Said RNHA chief executive officer, Frank Ursell: “Quite rightly, Mrs Sutcliffe has reminded the local authorities who commission social care that they need to understand what the true cost of care is, what true quality looks like and to make sure that providers are given the necessary funding to achieve expected standards.

“We, in the nursing home sector, applaud her for saying what needs to be said. Quality costs money. If the responsible public bodies, including central and local government, don’t come up with the money, then providers will always find themselves struggling against the odds to deliver what service users need. In this respect, it is a vicious circle that only the government and local authorities have the power to break.”

He added: “Sadly, in recent years the government has been going in the wrong direction. Central funding for local authority adult social care has been massively cut back. Council budgets have been squeezed like never before. Fees for publicly funded nursing home patients have been frozen or even reduced. Pressures on home owners and managers have escalated.

“It is gratifying that Mrs Sutcliffe has felt able to acknowledge the funding crisis we are now facing in the front line of social care. We hope that her words will echo around the corridors of power in Whitehall and Westminster.

“Ministers and mandarins alike cannot dismiss her views in the same way that they have generally tended to deflect those of care providers. If they have any sense, they will listen and take appropriate action.

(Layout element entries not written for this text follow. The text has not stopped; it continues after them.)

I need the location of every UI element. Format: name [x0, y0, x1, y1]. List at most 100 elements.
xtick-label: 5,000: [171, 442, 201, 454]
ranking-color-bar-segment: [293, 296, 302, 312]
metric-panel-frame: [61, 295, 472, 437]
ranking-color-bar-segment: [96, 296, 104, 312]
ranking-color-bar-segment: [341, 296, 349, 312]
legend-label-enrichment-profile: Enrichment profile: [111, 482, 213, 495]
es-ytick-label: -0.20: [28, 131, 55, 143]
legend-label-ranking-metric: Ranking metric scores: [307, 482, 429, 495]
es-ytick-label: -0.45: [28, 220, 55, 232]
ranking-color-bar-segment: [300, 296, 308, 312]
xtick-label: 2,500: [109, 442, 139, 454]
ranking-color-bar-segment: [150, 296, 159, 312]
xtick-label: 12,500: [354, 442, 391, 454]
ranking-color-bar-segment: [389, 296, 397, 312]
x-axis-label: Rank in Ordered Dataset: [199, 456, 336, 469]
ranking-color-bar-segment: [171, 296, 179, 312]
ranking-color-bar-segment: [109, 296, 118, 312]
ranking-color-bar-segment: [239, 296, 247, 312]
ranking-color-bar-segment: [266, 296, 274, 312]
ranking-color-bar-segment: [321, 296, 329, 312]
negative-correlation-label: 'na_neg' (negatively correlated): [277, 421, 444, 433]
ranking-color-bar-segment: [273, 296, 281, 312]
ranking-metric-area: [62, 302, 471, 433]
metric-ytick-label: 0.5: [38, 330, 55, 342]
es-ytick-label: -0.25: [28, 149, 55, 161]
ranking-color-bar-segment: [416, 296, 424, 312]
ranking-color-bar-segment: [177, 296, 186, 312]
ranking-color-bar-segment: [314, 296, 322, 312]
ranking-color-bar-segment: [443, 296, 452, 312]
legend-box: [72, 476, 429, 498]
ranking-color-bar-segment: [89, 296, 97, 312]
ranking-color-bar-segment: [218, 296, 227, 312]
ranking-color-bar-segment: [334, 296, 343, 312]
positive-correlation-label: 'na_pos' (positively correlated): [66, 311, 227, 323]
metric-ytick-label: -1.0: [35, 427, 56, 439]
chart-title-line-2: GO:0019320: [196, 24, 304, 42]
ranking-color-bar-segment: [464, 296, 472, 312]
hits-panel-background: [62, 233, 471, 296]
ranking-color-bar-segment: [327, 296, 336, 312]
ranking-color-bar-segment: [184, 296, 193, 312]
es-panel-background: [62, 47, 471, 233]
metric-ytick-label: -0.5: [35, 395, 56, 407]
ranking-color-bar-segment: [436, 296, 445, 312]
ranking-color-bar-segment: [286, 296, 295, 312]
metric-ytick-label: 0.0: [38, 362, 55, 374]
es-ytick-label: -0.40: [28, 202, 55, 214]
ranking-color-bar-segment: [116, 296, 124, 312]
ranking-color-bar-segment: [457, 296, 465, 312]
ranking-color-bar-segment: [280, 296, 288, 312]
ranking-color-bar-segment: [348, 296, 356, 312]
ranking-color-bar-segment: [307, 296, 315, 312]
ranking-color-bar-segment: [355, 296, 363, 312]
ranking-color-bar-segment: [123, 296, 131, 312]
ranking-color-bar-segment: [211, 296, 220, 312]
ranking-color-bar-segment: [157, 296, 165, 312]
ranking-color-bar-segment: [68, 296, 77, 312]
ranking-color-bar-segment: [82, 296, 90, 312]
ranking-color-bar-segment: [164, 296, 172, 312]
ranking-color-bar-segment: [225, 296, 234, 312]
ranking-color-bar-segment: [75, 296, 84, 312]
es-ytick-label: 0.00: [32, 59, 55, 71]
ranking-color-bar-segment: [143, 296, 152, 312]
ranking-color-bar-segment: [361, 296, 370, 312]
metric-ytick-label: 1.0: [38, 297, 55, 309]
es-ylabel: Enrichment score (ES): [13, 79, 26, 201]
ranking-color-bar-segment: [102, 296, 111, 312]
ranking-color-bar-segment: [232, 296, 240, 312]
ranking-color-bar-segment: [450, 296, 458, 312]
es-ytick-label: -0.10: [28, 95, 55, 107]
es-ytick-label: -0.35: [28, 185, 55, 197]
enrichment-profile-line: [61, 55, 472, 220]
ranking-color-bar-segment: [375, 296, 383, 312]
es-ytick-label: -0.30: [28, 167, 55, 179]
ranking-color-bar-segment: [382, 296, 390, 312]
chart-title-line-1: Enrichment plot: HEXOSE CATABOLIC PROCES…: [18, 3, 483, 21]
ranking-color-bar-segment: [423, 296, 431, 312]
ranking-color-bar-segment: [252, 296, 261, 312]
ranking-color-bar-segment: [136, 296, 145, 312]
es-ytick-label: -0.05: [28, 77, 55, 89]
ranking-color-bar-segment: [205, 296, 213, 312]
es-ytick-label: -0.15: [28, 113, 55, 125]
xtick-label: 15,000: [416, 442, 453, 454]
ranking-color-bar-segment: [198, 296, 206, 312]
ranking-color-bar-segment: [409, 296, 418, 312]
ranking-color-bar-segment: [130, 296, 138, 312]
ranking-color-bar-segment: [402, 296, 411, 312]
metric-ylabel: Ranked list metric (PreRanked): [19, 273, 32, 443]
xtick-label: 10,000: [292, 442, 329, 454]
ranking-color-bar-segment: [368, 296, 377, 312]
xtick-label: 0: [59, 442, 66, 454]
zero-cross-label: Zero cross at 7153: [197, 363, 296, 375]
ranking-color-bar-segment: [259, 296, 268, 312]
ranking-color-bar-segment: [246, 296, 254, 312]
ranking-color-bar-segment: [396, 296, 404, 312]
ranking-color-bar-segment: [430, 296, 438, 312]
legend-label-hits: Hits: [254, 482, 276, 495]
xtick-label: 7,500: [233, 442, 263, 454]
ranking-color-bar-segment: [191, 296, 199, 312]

“They need to reverse the cuts in the current financial year, which Age UK predicted to be responsible for an expenditure shortfall of £3.4 billion, and start treating care for older people as a top priority in what is supposedly one of the most advanced economies of the western world. How a society treats its most vulnerable citizens in their later years tells you a lot about its values. It is about time the government embraced the right values.”